Monday, 15 June 2015

Features of Hadoop

  • Hadoop can process any kind of data that can be either structured or Un-structured format.
  • Hadoop uses low end configured systems(commodity computers) for its slave machines configuration.
  • Its is more cost effective for handling BIG Data.
  • Hadoop uses scale-out mechanism in which additional systems will be added in order to upgrade the resource requirement instead of upgrading the resources on the same machine.
Parallel Processing
  • Hadoop uses HDFS(Hadoop Distributed File System) for data storage in which data will be divided into multiple chunks and distributed across the machines in the cluster. So data will be processed in parallel against multiple chunks of data from multiple machines.
Automatic Failover
  • Hadoop implements HIGH Availability architecture in which Active and Stand-by systems are used. Active system will automatically failed over to the Stand-by system by zookeeper when primary system is down.

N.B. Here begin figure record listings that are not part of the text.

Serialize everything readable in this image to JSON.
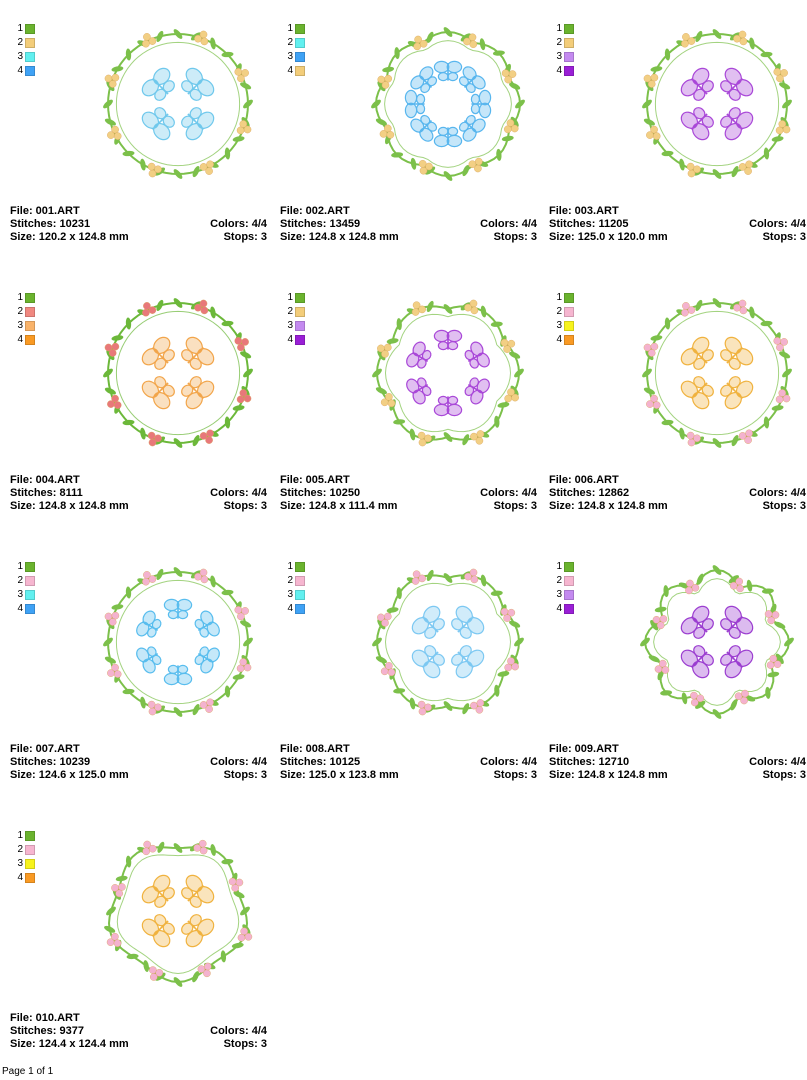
{
  "palette": {
    "green": "#6ab32e",
    "tan": "#f3cd7a",
    "cyan": "#62f0f0",
    "blue": "#3fa2f5",
    "lavender": "#c48af0",
    "purple": "#9a1fd6",
    "salmon": "#f08880",
    "orange": "#f99a24",
    "pink": "#f6b6d0",
    "yellow": "#f7f31c"
  },
  "designs": [
    {
      "file_label": "File: 001.ART",
      "stitches_label": "Stitches: 10231",
      "size_label": "Size: 120.2 x 124.8 mm",
      "colors_label": "Colors: 4/4",
      "stops_label": "Stops: 3",
      "swatches": [
        {
          "num": "1",
          "color": "#6ab32e"
        },
        {
          "num": "2",
          "color": "#f3cd7a"
        },
        {
          "num": "3",
          "color": "#62f0f0"
        },
        {
          "num": "4",
          "color": "#3fa2f5"
        }
      ],
      "motif": "butterfly",
      "motif_count": 4,
      "motif_color": "#6fc8ec",
      "accent_color": "#f2cf84",
      "vine_color": "#7cc04a",
      "frame": "circle"
    },
    {
      "file_label": "File: 002.ART",
      "stitches_label": "Stitches: 13459",
      "size_label": "Size: 124.8 x 124.8 mm",
      "colors_label": "Colors: 4/4",
      "stops_label": "Stops: 3",
      "swatches": [
        {
          "num": "1",
          "color": "#6ab32e"
        },
        {
          "num": "2",
          "color": "#62f0f0"
        },
        {
          "num": "3",
          "color": "#3fa2f5"
        },
        {
          "num": "4",
          "color": "#f3cd7a"
        }
      ],
      "motif": "butterfly",
      "motif_count": 8,
      "motif_color": "#58b6ee",
      "accent_color": "#f2cf84",
      "vine_color": "#7cc04a",
      "frame": "scallop"
    },
    {
      "file_label": "File: 003.ART",
      "stitches_label": "Stitches: 11205",
      "size_label": "Size: 125.0 x 120.0 mm",
      "colors_label": "Colors: 4/4",
      "stops_label": "Stops: 3",
      "swatches": [
        {
          "num": "1",
          "color": "#6ab32e"
        },
        {
          "num": "2",
          "color": "#f3cd7a"
        },
        {
          "num": "3",
          "color": "#c48af0"
        },
        {
          "num": "4",
          "color": "#9a1fd6"
        }
      ],
      "motif": "butterfly",
      "motif_count": 4,
      "motif_color": "#a948d8",
      "accent_color": "#f2cf84",
      "vine_color": "#7cc04a",
      "frame": "circle"
    },
    {
      "file_label": "File: 004.ART",
      "stitches_label": "Stitches: 8111",
      "size_label": "Size: 124.8 x 124.8 mm",
      "colors_label": "Colors: 4/4",
      "stops_label": "Stops: 3",
      "swatches": [
        {
          "num": "1",
          "color": "#6ab32e"
        },
        {
          "num": "2",
          "color": "#f08880"
        },
        {
          "num": "3",
          "color": "#f9b36a"
        },
        {
          "num": "4",
          "color": "#f99a24"
        }
      ],
      "motif": "butterfly",
      "motif_count": 4,
      "motif_color": "#f2a54a",
      "accent_color": "#e8787a",
      "vine_color": "#6cb83a",
      "frame": "circle"
    },
    {
      "file_label": "File: 005.ART",
      "stitches_label": "Stitches: 10250",
      "size_label": "Size: 124.8 x 111.4 mm",
      "colors_label": "Colors: 4/4",
      "stops_label": "Stops: 3",
      "swatches": [
        {
          "num": "1",
          "color": "#6ab32e"
        },
        {
          "num": "2",
          "color": "#f3cd7a"
        },
        {
          "num": "3",
          "color": "#c48af0"
        },
        {
          "num": "4",
          "color": "#9a1fd6"
        }
      ],
      "motif": "butterfly",
      "motif_count": 6,
      "motif_color": "#a948d8",
      "accent_color": "#f2cf84",
      "vine_color": "#7cc04a",
      "frame": "hexagon"
    },
    {
      "file_label": "File: 006.ART",
      "stitches_label": "Stitches: 12862",
      "size_label": "Size: 124.8 x 124.8 mm",
      "colors_label": "Colors: 4/4",
      "stops_label": "Stops: 3",
      "swatches": [
        {
          "num": "1",
          "color": "#6ab32e"
        },
        {
          "num": "2",
          "color": "#f6b6d0"
        },
        {
          "num": "3",
          "color": "#f7f31c"
        },
        {
          "num": "4",
          "color": "#f99a24"
        }
      ],
      "motif": "butterfly",
      "motif_count": 4,
      "motif_color": "#f0b23e",
      "accent_color": "#f4b2cf",
      "vine_color": "#7cc04a",
      "frame": "circle"
    },
    {
      "file_label": "File: 007.ART",
      "stitches_label": "Stitches: 10239",
      "size_label": "Size: 124.6 x 125.0 mm",
      "colors_label": "Colors: 4/4",
      "stops_label": "Stops: 3",
      "swatches": [
        {
          "num": "1",
          "color": "#6ab32e"
        },
        {
          "num": "2",
          "color": "#f6b6d0"
        },
        {
          "num": "3",
          "color": "#62f0f0"
        },
        {
          "num": "4",
          "color": "#3fa2f5"
        }
      ],
      "motif": "butterfly",
      "motif_count": 6,
      "motif_color": "#58bdee",
      "accent_color": "#f4b2cf",
      "vine_color": "#7cc04a",
      "frame": "circle"
    },
    {
      "file_label": "File: 008.ART",
      "stitches_label": "Stitches: 10125",
      "size_label": "Size: 125.0 x 123.8 mm",
      "colors_label": "Colors: 4/4",
      "stops_label": "Stops: 3",
      "swatches": [
        {
          "num": "1",
          "color": "#6ab32e"
        },
        {
          "num": "2",
          "color": "#f6b6d0"
        },
        {
          "num": "3",
          "color": "#62f0f0"
        },
        {
          "num": "4",
          "color": "#3fa2f5"
        }
      ],
      "motif": "butterfly",
      "motif_count": 4,
      "motif_color": "#7cc8f2",
      "accent_color": "#f4b2cf",
      "vine_color": "#7cc04a",
      "frame": "hexagon"
    },
    {
      "file_label": "File: 009.ART",
      "stitches_label": "Stitches: 12710",
      "size_label": "Size: 124.8 x 124.8 mm",
      "colors_label": "Colors: 4/4",
      "stops_label": "Stops: 3",
      "swatches": [
        {
          "num": "1",
          "color": "#6ab32e"
        },
        {
          "num": "2",
          "color": "#f6b6d0"
        },
        {
          "num": "3",
          "color": "#c48af0"
        },
        {
          "num": "4",
          "color": "#9a1fd6"
        }
      ],
      "motif": "butterfly",
      "motif_count": 4,
      "motif_color": "#9b3dd0",
      "accent_color": "#f4b2cf",
      "vine_color": "#7cc04a",
      "frame": "star"
    },
    {
      "file_label": "File: 010.ART",
      "stitches_label": "Stitches: 9377",
      "size_label": "Size: 124.4 x 124.4 mm",
      "colors_label": "Colors: 4/4",
      "stops_label": "Stops: 3",
      "swatches": [
        {
          "num": "1",
          "color": "#6ab32e"
        },
        {
          "num": "2",
          "color": "#f6b6d0"
        },
        {
          "num": "3",
          "color": "#f7f31c"
        },
        {
          "num": "4",
          "color": "#f99a24"
        }
      ],
      "motif": "butterfly",
      "motif_count": 4,
      "motif_color": "#f0b23e",
      "accent_color": "#f4b2cf",
      "vine_color": "#7cc04a",
      "frame": "swirl"
    }
  ],
  "footer": {
    "page_label": "Page 1 of 1"
  }
}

Taking processing to the data
  • In Hadoop, multiple instances of process will be initialized and deployed on system where actual chunk of data resides.
  • Here we don't have to move the huge volume of data from one place to other in order to get it processed.
  • Hadoop efficiently handles fault tolerant by maintaining replication factor for each chunk of data and each replication copy will be distributed at different systems.
  • So eventhough any one system got down, that will not interrupt the original process. Hadoop framework can pickup the same chunk of data from another machine for processing. This way, Hadoop can be defined as more reliable component.